18 mai 2014
Lynda Lemay était d’humeur aux confidences lorsque nous l’avons rencontrée pour parler de ses 25 ans de carrière. Deux fois maman par surprise, artiste intègre, avec des complexes, mais sans regret et sans censure, la raconteuse avoue qu’à l’aube de ses 50 ans, elle aurait besoin de regarnir son jardin secret.
Lynda Lemay aime tout dire, sans filtre. «J’ai un manque de pudeur épouvantable», glisse-t-elle après quelques minutes de discussion. «Avant, j’avais un petit orgueil qui imposait une limite. Mais en vieillissant, je me fous de bien paraître ou de moins bien paraître. Mais ça ne veut pas dire que ça ne dérange pas les autres d’entendre des choses qu’ils n’ont pas besoin d’entendre.»
À ses débuts, sa volubilité lui a joué des tours. Lors de sa première tournée d’entrevues, en 1994, pour son album Y, elle avait déjà rencontré l’humoriste Patrick Huard, était en amour, répondait candidement à tout. «J’ai appris qu’on peut ne pas donner d’entrevue et tout de même faire la une des revues à potins, qui construisent un texte en repiquant et en déformant d’autres articles», raconte-t-elle.
Le drame, son moteur
L’auteure-compositrice n’est toutefois pas du genre à s’apitoyer sur son sort. Le drame, pour elle, est avant tout un moteur de création. «Dans mes chansons, je peux faire autant des hommages aux gens que j’aime que décrire le côté beaucoup plus sombre de l’être humain, mais je le fais toujours avec un maximum de respect», indique-t-elle. Pour raconter le drame d’un enfant abusé dans La boue dans les yeux, par exemple, elle a soigneusement choisi chaque mot. «Je vais dans des endroits où d’autres n’ont pas envie d’aller. Si ça existe, je veux être capable d’en parler», résume-t-elle.
Lynda Lemay est arrivée à la chanson par la poésie et l’écriture, ne découvrant ses aptitudes de mélodiste qu’à la fin de l’adolescence, lors d’une année sabbatique chez ses parents, à Portneuf. Elle a depuis longtemps fait la paix avec le fait qu’elle ne sera jamais une chanteuse à voix.

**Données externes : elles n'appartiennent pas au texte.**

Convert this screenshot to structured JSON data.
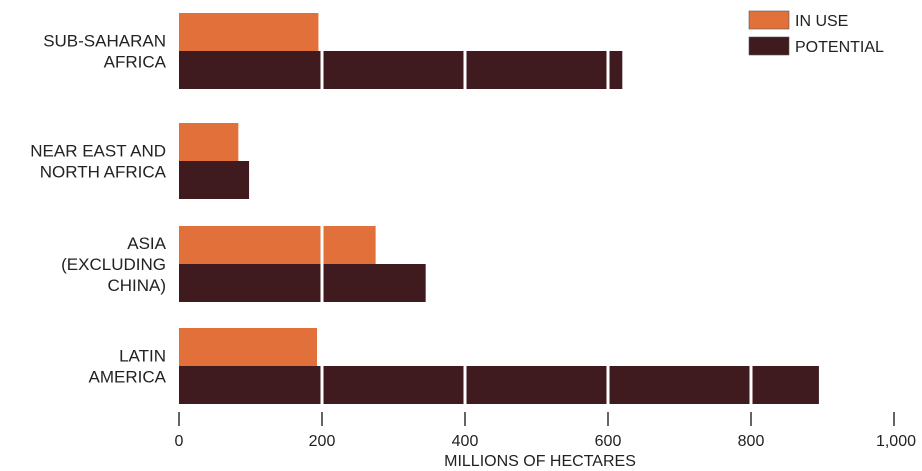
{
  "chart_data": {
    "type": "bar",
    "orientation": "horizontal",
    "categories": [
      [
        "SUB-SAHARAN",
        "AFRICA"
      ],
      [
        "NEAR EAST AND",
        "NORTH AFRICA"
      ],
      [
        "ASIA",
        "(EXCLUDING",
        "CHINA)"
      ],
      [
        "LATIN",
        "AMERICA"
      ]
    ],
    "series": [
      {
        "name": "IN USE",
        "color": "#e2703a",
        "values": [
          195,
          83,
          275,
          193
        ]
      },
      {
        "name": "POTENTIAL",
        "color": "#3f1b1f",
        "values": [
          620,
          98,
          345,
          895
        ]
      }
    ],
    "xlabel": "MILLIONS OF HECTARES",
    "xlim": [
      0,
      1000
    ],
    "xticks": [
      0,
      200,
      400,
      600,
      800,
      1000
    ],
    "xtick_labels": [
      "0",
      "200",
      "400",
      "600",
      "800",
      "1,000"
    ],
    "grid": false,
    "legend_position": "top-right"
  }
}
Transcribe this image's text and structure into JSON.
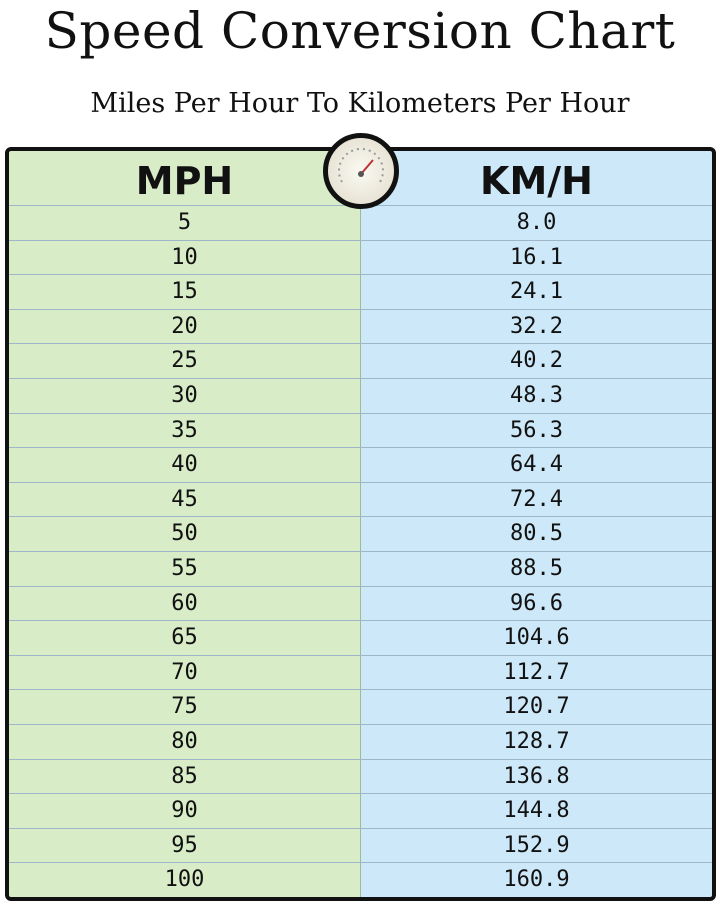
{
  "header": {
    "title": "Speed Conversion Chart",
    "subtitle": "Miles Per Hour To Kilometers Per Hour"
  },
  "table": {
    "columns": [
      "MPH",
      "KM/H"
    ],
    "rows": [
      [
        "5",
        "8.0"
      ],
      [
        "10",
        "16.1"
      ],
      [
        "15",
        "24.1"
      ],
      [
        "20",
        "32.2"
      ],
      [
        "25",
        "40.2"
      ],
      [
        "30",
        "48.3"
      ],
      [
        "35",
        "56.3"
      ],
      [
        "40",
        "64.4"
      ],
      [
        "45",
        "72.4"
      ],
      [
        "50",
        "80.5"
      ],
      [
        "55",
        "88.5"
      ],
      [
        "60",
        "96.6"
      ],
      [
        "65",
        "104.6"
      ],
      [
        "70",
        "112.7"
      ],
      [
        "75",
        "120.7"
      ],
      [
        "80",
        "128.7"
      ],
      [
        "85",
        "136.8"
      ],
      [
        "90",
        "144.8"
      ],
      [
        "95",
        "152.9"
      ],
      [
        "100",
        "160.9"
      ]
    ]
  }
}
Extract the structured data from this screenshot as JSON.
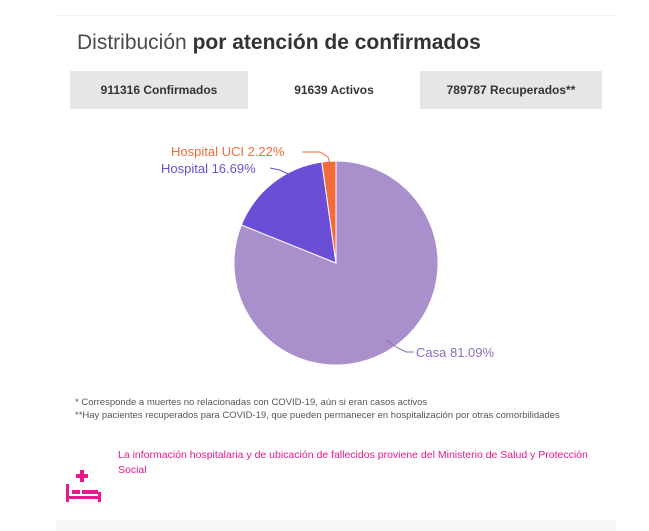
{
  "title": {
    "prefix": "Distribución",
    "bold": "por atención de confirmados"
  },
  "tabs": [
    {
      "label": "911316 Confirmados"
    },
    {
      "label": "91639 Activos"
    },
    {
      "label": "789787 Recuperados**"
    }
  ],
  "chart_data": {
    "type": "pie",
    "slices": [
      {
        "label": "Casa 81.09%",
        "value": 81.09,
        "color": "#a98fcb"
      },
      {
        "label": "Hospital 16.69%",
        "value": 16.69,
        "color": "#6a4fd6"
      },
      {
        "label": "Hospital UCI 2.22%",
        "value": 2.22,
        "color": "#f26b3a"
      }
    ],
    "label_colors": {
      "casa": "#8a6fb9",
      "hospital": "#6a4fd6",
      "uci": "#f26b3a"
    }
  },
  "notes": {
    "note1": "* Corresponde a muertes no relacionadas con COVID-19, aún si eran casos activos",
    "note2": "**Hay pacientes recuperados para COVID-19, que pueden permanecer en hospitalización por otras comorbilidades"
  },
  "info": "La información hospitalaria y de ubicación de fallecidos proviene del Ministerio de Salud y Protección Social",
  "icons": {
    "bed": "hospital-bed-icon",
    "accent": "#e6198a"
  }
}
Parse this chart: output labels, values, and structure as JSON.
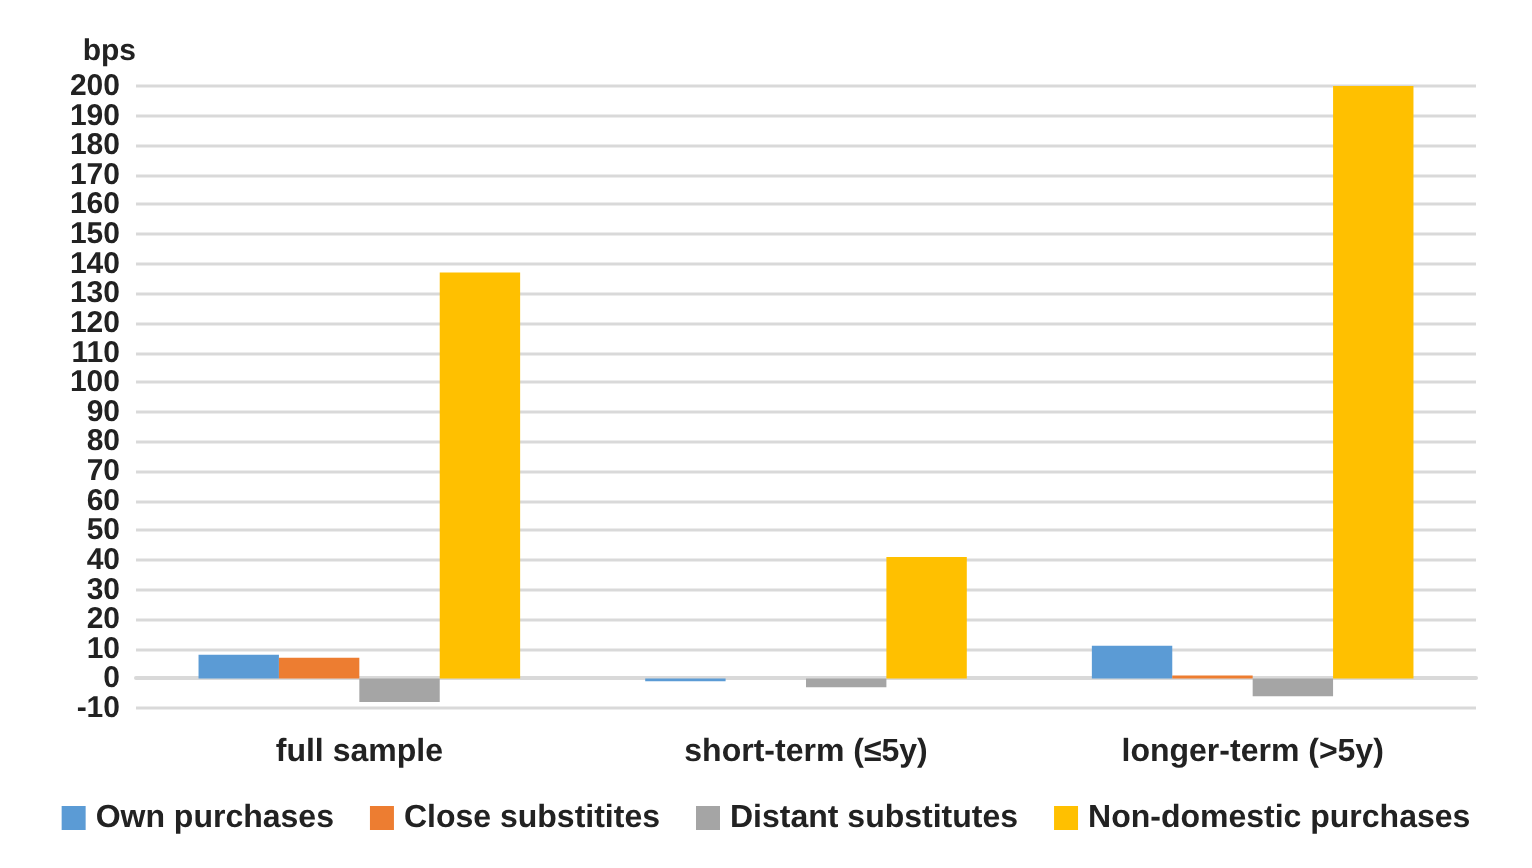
{
  "chart_data": {
    "type": "bar",
    "ylabel": "bps",
    "categories": [
      "full sample",
      "short-term (≤5y)",
      "longer-term (>5y)"
    ],
    "series": [
      {
        "name": "Own purchases",
        "color": "#5b9bd5",
        "values": [
          8,
          -1,
          11
        ]
      },
      {
        "name": "Close substitites",
        "color": "#ed7d31",
        "values": [
          7,
          0,
          1
        ]
      },
      {
        "name": "Distant substitutes",
        "color": "#a5a5a5",
        "values": [
          -8,
          -3,
          -6
        ]
      },
      {
        "name": "Non-domestic purchases",
        "color": "#ffc000",
        "values": [
          137,
          41,
          200
        ]
      }
    ],
    "ylim": [
      -10,
      200
    ],
    "yticks": [
      -10,
      0,
      10,
      20,
      30,
      40,
      50,
      60,
      70,
      80,
      90,
      100,
      110,
      120,
      130,
      140,
      150,
      160,
      170,
      180,
      190,
      200
    ],
    "grid": "y",
    "legend": "bottom"
  }
}
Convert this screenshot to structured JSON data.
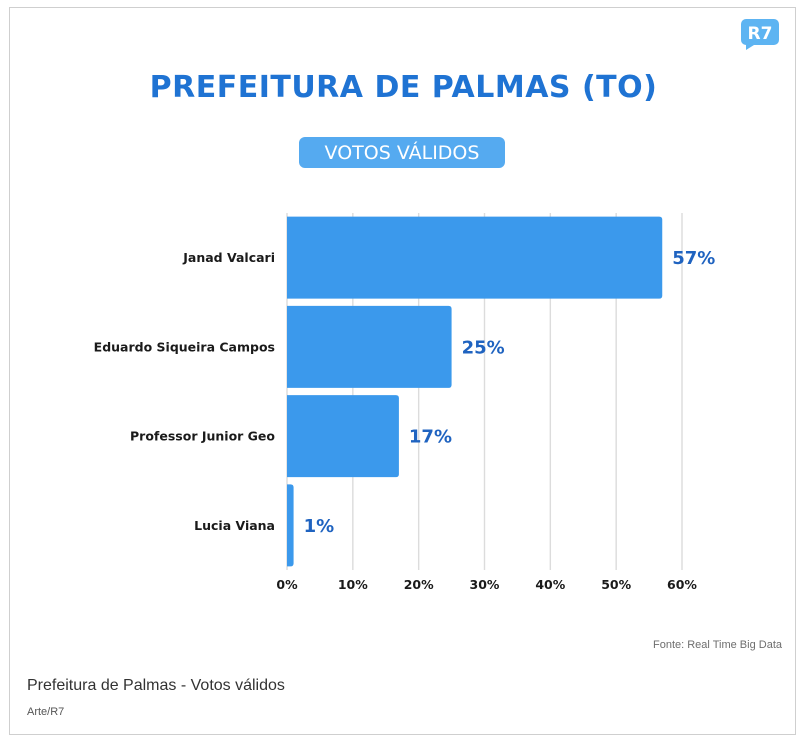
{
  "header": {
    "title": "PREFEITURA DE PALMAS (TO)",
    "subtitle": "VOTOS VÁLIDOS",
    "logo_text": "R7",
    "logo_icon": "r7-logo-icon"
  },
  "colors": {
    "bar": "#3b99ec",
    "title": "#1f73d3",
    "value_label": "#1f63c0",
    "subtitle_bg": "#55aaf0",
    "grid": "#dcdcdc"
  },
  "chart_data": {
    "type": "bar",
    "orientation": "horizontal",
    "title": "PREFEITURA DE PALMAS (TO)",
    "subtitle": "VOTOS VÁLIDOS",
    "categories": [
      "Janad Valcari",
      "Eduardo Siqueira Campos",
      "Professor Junior Geo",
      "Lucia Viana"
    ],
    "values": [
      57,
      25,
      17,
      1
    ],
    "value_labels": [
      "57%",
      "25%",
      "17%",
      "1%"
    ],
    "xlim": [
      0,
      60
    ],
    "xticks": [
      0,
      10,
      20,
      30,
      40,
      50,
      60
    ],
    "xtick_labels": [
      "0%",
      "10%",
      "20%",
      "30%",
      "40%",
      "50%",
      "60%"
    ],
    "xlabel": "",
    "ylabel": "",
    "grid": true
  },
  "footer": {
    "source": "Fonte: Real Time Big Data",
    "caption": "Prefeitura de Palmas - Votos válidos",
    "credit": "Arte/R7"
  }
}
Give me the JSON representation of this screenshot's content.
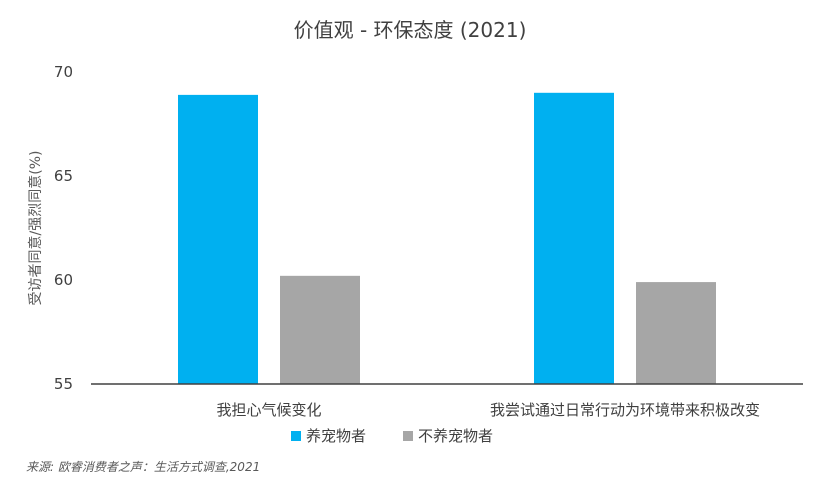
{
  "chart_data": {
    "type": "bar",
    "title": "价值观 - 环保态度 (2021)",
    "ylabel": "受访者同意/强烈同意(%)",
    "xlabel": "",
    "categories": [
      "我担心气候变化",
      "我尝试通过日常行动为环境带来积极改变"
    ],
    "series": [
      {
        "name": "养宠物者",
        "values": [
          68.9,
          69.0
        ],
        "color": "#00b0f0"
      },
      {
        "name": "不养宠物者",
        "values": [
          60.2,
          59.9
        ],
        "color": "#a6a6a6"
      }
    ],
    "ylim": [
      55,
      70
    ],
    "yticks": [
      55,
      60,
      65,
      70
    ],
    "grid": false,
    "legend_position": "bottom"
  },
  "source": "来源: 欧睿消费者之声：生活方式调查,2021"
}
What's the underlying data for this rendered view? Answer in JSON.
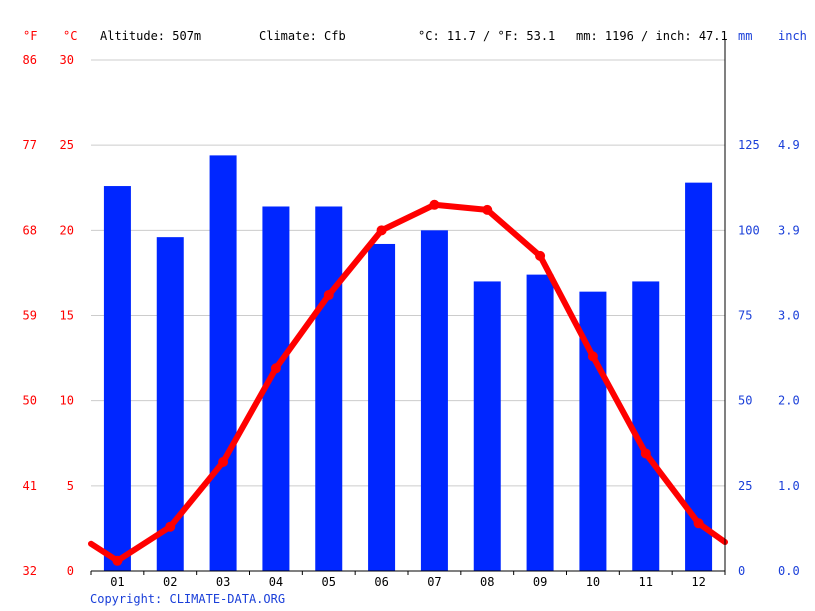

«C’est l’émotion qui a été mon professeur de voix. En ne me posant pas de questions à savoir si c’est beau ou si ça casse, j’arrive à bien chanter et à avoir une vraie amélioration dans ma façon de le faire au fil des années», indique celle qui s’est longtemps considérée comme une «murmureuse» ou une raconteuse avant d’accepter l’étiquette de chanteuse. Et celle-ci, dans son cas, est toujours accolée à celle d’auteure-compositrice.
Apprendre à être maman
Pour Lynda Lemay, carrière et maternité sont profondément inter reliées. Au moment d’auditionner pour Gérard Davoust et de lancer sa carrière en France, elle est enceinte de sa première fille, Jessie, sans le savoir. Un disque et une première tournée française ont suivi de près l’accouchement. «J’apprenais à être maman en même temps que j’apprenais à être une artiste internationale. C’était exaltant», résume celle qui a ensuite eu la surprise d’une deuxième grossesse à 40 ans, avant de sortir Ma signature, qui a été disque platine en France. Lynda Lemay est définitivement sans remords et sans regret. «Il n’y a rien qui est mort dans mon bonheur. Mes couples n’ont pas fonctionné, mais l’important est d’avoir réussi des séparations qui ont permis une vie sereine pour mes filles.»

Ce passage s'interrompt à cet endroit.